After attending cheder, Gnessin studied at his father's yeshiva, and there became friends with Yosef Haim Brenner, a fellow student. As a boy he wrote poetry and was interested in secular subjects; when he was 15 years old, he and Brenner together produced a literary journal that they distributed to a small circle of friends.

==Literary career and later years==
Around 1899, when Gnessin was 18 years old, he was invited by Nahum Sokolow to join the editorial board of the Hebrew-language newspaper Ha-Tsefirah, in Warsaw, where he began to publish his poems and stories, as well as literary criticism and translations. His first book, Zilelei ha-Hayyim (The Shadows of Life), a collection of stories and sketches, was published in 1904.

In 1906, he co-founded the Hebrew-language publishing house "Nisyonot" (Attempts), and after moving to London in 1907, he co-edited (with Brenner) Ha'Meorer, a Hebrew periodical.

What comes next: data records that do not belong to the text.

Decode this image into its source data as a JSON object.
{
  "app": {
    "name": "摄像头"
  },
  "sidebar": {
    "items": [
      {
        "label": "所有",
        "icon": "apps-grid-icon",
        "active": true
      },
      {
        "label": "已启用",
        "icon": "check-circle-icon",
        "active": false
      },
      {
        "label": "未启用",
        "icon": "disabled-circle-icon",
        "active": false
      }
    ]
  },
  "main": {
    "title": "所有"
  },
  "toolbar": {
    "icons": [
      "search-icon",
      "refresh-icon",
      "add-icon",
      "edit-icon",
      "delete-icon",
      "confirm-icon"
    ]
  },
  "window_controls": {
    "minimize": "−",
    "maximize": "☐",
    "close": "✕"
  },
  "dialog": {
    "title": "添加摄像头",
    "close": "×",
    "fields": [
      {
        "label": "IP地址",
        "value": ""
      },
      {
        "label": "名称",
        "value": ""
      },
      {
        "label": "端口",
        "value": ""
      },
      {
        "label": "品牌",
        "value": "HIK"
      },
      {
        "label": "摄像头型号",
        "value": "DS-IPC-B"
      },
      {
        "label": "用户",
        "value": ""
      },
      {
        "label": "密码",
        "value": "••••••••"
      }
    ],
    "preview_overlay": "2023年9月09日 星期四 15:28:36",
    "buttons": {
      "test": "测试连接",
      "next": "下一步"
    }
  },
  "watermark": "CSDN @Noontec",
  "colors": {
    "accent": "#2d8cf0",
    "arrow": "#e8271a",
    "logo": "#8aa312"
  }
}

In the fall of 1907, he immigrated to Palestine; however, his experience there disappointed him, and in 1908 he returned to Russia. In 1913, he died in Warsaw of a heart attack.

Gnessin wrote in a unique style of prose that was notable for its expressionistic language form. Many Israeli literary scholars, such as Dan Miron and Gershon Shaked have written of his work, especially about the short story "BaGanim" (At the Gardens).

==Published works==
- Collected Works (two volumes), Tel-Aviv: Hakibbutz Hameuchad and Zemorah-Bitan, 1982 [Hebrew]
- Beside & Other Stories, with an introduction by Rachel Albeck-Gidron, New Milford: Toby Press, c2005.